Con l’ascolto attivo e con le domande aperte, la comunicazione è decisamente più diretta e ciò permette anche di garantire la rotazione delle giacenze in tutte le categorie merceologiche, anche quelle non esposte nel punto vendita.
Un atteggiamento di questo tipo significa davvero proporre qualcosa di diverso ed innovativo, un processo comunicativo più allineato con le esigenze del contesto multicanale, più in armonia con le promesse di cambiamento e più orientato alla costruzione di un rapporto autentico, soprattutto con la clientela locale.
Le informazioni raccolte con le attività del domandare e dell’ascoltare attivamente, dovrebbero inoltre far scaturire una serie di consapevolezze nel team di vendita, utili a individuare la next best action e a fare progressi collettivi alla stessa velocità della community.
Non possiamo illuderci che la clientela multicanale venga solo ed esclusivamente a comprare nel nostro punto vendita. Proprio perché informata e allenata riguardo alle diverse metodologie di acquisto, risulta essere molto più versatile nel cambiare la rotta del customer decision journey. Se le emozioni positive verrano evocate da una promozione in atto sul sito e-commerce, sicuramente la clientela sarà interessata ad usufruirne, e se gli amici o colleghi suggeriranno di sperimentare un nuovo negozio tramite il social network preferito, sarà anche e automaticamente incuriosita dall’idea di visitarlo. È dunque fondamentale che il passaparola sul vostro punto vendita sia di altissima qualità e possa raggiungere integro la community che vi siete creati.
Da una recente ricerca scientifica dell’Universita’ Vita-Salute del San Raffaele, pubblicata dalla rivista Neuroimage 2010, sono stati descritti per la prima volta i meccanismi cerebrali per mezzo dei quali le emozioni che provano gli altri di fronte al l’esito delle loro scelte influenzano anche le nostre decisioni successive.
Questo modello di apprendimento attraverso le decisioni degli altri è stato valutato come sinonimo di intelligenza sociale e si può applicare anche alle decisioni legate agli acquisti.
Le nostre scelte sono infatti influenzati dai nostri neuroni, attivati in maniera differente a seconda che proviamo tristezza o gratificazione.

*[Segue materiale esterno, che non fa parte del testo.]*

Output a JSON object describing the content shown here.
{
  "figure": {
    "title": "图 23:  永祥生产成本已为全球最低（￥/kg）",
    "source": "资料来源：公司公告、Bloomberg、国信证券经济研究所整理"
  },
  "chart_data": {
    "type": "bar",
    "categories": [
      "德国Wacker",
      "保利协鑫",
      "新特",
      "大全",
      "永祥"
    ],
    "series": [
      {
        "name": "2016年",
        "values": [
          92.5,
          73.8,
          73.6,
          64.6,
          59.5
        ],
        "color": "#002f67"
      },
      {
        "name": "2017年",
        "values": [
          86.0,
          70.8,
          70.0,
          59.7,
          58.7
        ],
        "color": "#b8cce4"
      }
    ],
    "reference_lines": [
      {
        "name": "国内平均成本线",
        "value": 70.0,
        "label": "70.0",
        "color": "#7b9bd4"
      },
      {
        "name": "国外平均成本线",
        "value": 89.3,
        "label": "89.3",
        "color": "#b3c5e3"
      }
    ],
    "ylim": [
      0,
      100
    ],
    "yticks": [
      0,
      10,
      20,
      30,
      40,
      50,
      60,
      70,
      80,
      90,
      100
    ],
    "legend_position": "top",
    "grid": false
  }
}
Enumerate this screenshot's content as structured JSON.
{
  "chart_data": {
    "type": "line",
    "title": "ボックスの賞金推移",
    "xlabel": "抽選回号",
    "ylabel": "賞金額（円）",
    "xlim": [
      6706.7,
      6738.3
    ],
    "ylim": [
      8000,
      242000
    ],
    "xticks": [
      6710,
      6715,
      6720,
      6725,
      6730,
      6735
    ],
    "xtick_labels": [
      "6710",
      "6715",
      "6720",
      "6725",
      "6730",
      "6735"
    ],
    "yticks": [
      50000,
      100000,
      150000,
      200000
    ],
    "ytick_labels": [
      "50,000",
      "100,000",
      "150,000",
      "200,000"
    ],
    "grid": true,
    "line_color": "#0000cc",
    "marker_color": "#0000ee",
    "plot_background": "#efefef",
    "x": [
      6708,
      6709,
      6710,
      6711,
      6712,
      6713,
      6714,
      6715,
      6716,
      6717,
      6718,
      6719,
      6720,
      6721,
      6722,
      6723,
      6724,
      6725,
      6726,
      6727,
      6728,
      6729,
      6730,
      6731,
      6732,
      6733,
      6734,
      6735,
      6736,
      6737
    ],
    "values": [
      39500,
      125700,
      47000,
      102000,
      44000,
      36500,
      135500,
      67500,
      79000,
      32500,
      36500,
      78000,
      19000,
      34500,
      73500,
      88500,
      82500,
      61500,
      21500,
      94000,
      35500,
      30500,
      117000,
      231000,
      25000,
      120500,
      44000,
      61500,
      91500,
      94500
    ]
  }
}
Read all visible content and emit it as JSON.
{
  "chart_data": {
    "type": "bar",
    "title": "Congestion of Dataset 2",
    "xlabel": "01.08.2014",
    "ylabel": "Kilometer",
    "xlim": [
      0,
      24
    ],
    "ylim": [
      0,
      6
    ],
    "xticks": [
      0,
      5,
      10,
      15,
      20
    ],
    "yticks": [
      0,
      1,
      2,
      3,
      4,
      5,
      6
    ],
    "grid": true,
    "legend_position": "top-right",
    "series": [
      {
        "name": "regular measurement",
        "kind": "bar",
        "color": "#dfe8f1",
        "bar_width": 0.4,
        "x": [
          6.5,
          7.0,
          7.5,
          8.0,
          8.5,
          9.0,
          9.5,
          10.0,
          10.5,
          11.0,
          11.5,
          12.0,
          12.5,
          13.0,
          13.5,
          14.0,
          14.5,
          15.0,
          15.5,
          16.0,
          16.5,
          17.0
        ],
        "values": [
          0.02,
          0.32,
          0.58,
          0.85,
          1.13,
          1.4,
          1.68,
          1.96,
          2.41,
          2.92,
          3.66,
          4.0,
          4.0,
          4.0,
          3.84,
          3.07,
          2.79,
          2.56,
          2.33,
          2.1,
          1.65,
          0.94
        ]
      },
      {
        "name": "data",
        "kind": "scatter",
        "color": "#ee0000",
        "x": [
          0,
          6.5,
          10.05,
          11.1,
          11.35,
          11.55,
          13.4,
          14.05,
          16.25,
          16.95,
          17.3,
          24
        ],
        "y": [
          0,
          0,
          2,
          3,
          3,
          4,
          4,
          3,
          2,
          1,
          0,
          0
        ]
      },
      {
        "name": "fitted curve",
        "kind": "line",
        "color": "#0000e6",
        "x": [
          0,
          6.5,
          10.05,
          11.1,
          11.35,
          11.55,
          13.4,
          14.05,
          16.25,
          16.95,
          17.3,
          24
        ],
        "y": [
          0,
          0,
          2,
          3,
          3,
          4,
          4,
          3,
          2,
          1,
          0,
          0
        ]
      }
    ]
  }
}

Si preannuncia una scelta con conseguenze dolorose, tipo la perdita di denaro in borsa, ci guarderemo bene dal comprare quel tipo di azione che ha già fatto perdere soldi a molte persone.
Saremmo invece stimolati a vivere l’esperienza di felicità che ha già provato qualcun altro, comprando ciò che è sinonimo di successo.
Quando ci apprestiamo a prendere decisioni economiche che prevedano un investimento, si scatena il confronto con ciò che stanno guadagnando o perdendo gli altri a cui ci rapportiamo.
Il messaggio pubblicitario non è più l’unico ad influenzarci: infatti oggi tramite i social network, le app di sondaggi, i siti di comparazione, i blog e, appunto le community, possiamo verificare i commenti degli acquirenti e valutare se un prodotto rappresenta veramente un buon investimento o se è una bufala da evitare.
Pensate a tutti i messaggi di scontentezza legati all’acquisto di pacchetti turistici scadenti o di come oggi si decreti il successo planetario di uno stilista o di un personaggio tramite solo il passaparola virtuale.
Anche i vostri prodotti e i negozi in cui lavorate non sono esonerati da questa influenza mediatica vista la prepotenza dei mezzi di comunicazione e la risposta immediata degli utenti sempre connessi.
Il vero cambiamento sociale è dunque innescato dalla partecipazione del cliente alla co-creazione del successo del brand in tempo reale.
Questa rivoluzione eleva il cliente stesso allo status di canale di vendita vivente always on da integrare sapientemente nelle logiche di comunicazione multicanale.